GSK to sell off Alli and other non-core OTC brands

by | 15th Apr 2011 | News

GlaxoSmithKline's streamlining of its consumer healthcare business will result in the divestment of £500 million worth of over-the-counter products, the most eye-catching being the controversial weight loss drug Alli.

GlaxoSmithKline’s streamlining of its consumer healthcare business will result in the divestment of £500 million worth of over-the-counter products, the most eye-catching being the controversial weight loss drug Alli.

The move, initially touted in February, is part of GSK’s decision to concentrate on a portfolio of “fast-growing priority brands and the emerging markets” in the division. The products to be divested, which are primarily sold in Europe and the USA, made up 10% of the company’s total consumer healthcare turnover.

They include analgesics such as Solpadeine, the vitamin and supplement product Abtei, the ulcer treatment Zantac (ranitidine) OTC and Alli (orlistat).

The latter is marketed under prescription by Roche as Xenical and both products had their labels changed by the US Food and Drug Administration in May last year to include safety information about cases of severe liver injury that have been reported rarely with its use. The update was made based on a review which identified 12 reports of severe liver injury among people taking Xenical and one report in Alli users between April 1999 and August 2009. This is out of an estimated 40 million people worldwide who have taken orlistat.

Calls for orlistat removal, GSK backs safety

Interestingly, GSK’s announcement came on the same day that influential US consumer group Public Citizen petitioned the FDA asking that Alli and Xenical be removed from the market immediately. The group bases its claim on the liver problem but also on new information obtained from FDA adverse reaction files that the drugs have been associated with 47 cases of acute pancreatitis and 73 cases of kidney stones.

“Any one of these serious risks alone would be sufficient basis for banning Xenical and Alli,” said Sidney Wolfe, director of Public Citizen’s Health Research Group. “These drugs have the potential to cause significant damage to multiple critical organs, yet they provide meagre benefits in reducing weight loss in obese and overweight patients”.

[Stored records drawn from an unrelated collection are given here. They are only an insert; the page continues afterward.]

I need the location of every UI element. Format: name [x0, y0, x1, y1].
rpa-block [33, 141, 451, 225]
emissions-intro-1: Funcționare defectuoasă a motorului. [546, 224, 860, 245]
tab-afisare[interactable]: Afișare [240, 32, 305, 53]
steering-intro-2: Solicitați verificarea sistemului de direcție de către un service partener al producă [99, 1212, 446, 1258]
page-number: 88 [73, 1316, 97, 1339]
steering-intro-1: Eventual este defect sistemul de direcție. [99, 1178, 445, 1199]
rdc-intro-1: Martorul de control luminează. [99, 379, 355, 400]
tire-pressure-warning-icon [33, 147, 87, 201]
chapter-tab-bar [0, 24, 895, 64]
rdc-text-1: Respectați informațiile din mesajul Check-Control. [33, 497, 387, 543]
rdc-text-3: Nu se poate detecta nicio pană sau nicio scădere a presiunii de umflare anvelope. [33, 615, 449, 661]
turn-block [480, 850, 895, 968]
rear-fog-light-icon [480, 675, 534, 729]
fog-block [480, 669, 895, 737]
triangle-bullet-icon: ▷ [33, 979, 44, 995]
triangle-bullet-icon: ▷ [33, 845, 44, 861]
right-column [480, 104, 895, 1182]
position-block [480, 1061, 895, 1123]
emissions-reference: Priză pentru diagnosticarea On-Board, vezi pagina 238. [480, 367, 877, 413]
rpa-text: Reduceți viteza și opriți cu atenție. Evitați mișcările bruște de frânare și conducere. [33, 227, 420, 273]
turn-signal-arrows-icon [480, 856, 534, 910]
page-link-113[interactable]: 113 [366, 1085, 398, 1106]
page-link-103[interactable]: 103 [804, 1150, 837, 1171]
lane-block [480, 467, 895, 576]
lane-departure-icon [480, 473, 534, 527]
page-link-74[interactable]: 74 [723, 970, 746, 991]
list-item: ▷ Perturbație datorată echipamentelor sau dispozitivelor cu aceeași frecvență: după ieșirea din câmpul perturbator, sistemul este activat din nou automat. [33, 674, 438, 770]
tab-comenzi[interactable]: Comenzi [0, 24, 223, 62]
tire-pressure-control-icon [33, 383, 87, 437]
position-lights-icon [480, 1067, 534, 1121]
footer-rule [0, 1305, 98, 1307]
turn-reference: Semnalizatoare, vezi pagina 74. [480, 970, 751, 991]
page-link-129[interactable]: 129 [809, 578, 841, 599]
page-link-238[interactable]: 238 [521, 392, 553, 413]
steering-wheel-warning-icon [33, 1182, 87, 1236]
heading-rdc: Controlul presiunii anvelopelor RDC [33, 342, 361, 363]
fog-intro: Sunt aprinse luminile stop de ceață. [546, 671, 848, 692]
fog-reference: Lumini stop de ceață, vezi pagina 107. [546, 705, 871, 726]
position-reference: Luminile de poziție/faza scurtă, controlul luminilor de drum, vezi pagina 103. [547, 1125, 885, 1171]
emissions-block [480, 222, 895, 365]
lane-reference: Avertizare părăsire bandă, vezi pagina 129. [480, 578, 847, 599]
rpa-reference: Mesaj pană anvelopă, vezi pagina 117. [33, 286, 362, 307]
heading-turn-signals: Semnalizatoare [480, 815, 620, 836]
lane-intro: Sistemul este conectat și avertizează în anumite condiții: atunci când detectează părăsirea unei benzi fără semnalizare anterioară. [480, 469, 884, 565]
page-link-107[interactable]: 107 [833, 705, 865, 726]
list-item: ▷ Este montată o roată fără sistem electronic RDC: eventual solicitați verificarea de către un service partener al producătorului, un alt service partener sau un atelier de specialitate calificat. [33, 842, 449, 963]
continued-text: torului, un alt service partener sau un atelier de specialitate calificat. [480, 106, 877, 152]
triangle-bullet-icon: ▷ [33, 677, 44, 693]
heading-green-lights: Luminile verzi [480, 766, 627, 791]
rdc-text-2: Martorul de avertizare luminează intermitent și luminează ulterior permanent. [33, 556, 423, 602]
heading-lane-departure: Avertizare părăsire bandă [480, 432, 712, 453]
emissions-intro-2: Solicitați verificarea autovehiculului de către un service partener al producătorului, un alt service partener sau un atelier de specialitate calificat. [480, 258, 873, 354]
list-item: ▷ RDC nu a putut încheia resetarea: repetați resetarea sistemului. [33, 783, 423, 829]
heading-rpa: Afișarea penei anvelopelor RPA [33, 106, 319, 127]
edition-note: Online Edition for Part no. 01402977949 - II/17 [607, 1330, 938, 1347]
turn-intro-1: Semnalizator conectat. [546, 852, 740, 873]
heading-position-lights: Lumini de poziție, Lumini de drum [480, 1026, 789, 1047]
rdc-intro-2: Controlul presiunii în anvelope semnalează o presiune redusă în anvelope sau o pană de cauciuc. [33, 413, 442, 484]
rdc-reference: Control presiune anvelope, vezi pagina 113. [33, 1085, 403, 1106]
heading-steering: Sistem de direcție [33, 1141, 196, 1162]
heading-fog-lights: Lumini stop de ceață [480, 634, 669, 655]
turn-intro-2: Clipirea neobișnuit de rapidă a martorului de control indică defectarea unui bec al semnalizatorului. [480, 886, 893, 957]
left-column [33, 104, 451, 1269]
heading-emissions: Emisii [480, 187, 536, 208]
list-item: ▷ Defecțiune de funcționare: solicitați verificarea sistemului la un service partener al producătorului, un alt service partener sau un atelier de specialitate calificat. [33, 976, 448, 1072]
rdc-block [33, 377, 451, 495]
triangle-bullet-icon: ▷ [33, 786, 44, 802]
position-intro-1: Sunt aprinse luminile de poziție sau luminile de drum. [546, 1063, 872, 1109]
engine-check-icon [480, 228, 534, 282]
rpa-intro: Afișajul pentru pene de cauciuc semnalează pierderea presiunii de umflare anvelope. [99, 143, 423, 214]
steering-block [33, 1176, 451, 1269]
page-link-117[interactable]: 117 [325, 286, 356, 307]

In April 2006, Public Citizen urged a ban of Xenical because research in rats had demonstrated that orlistat caused the formation of pre-cancerous lesions in the colon. The FDA rejected that petition.

In response, GSK noted that Alli is safe and effective when used as directed and more than 10 million have taken the only FDA-approved OTC weight loss product. The company claimed that the safety of orlistat has been established through 100 clinical studies involving more than 30,000 patients.

Strong heritage, lack of focus

Back to the divestments and GSK noted that individually the brands “have strong heritage and good prospects”, but the firm has l”acked sufficient critical mass in some product categories and certain brands have lacked focus due to other global priorities”. As such, it therefore believes other companies “are better placed to maximise the potential they offer”.

The process of communicating with interested parties will begin over the next few weeks, with the aim of divesting the products by late 2011, “subject to interest and realising appropriate value for shareholders”. Chief executive Andrew Witty said consumer healthcare “is a key growth driver for GSK” but “it is important that we focus this business around product categories, brands and markets where we have most depth and competitive advantage, with the best prospects for strong growth”.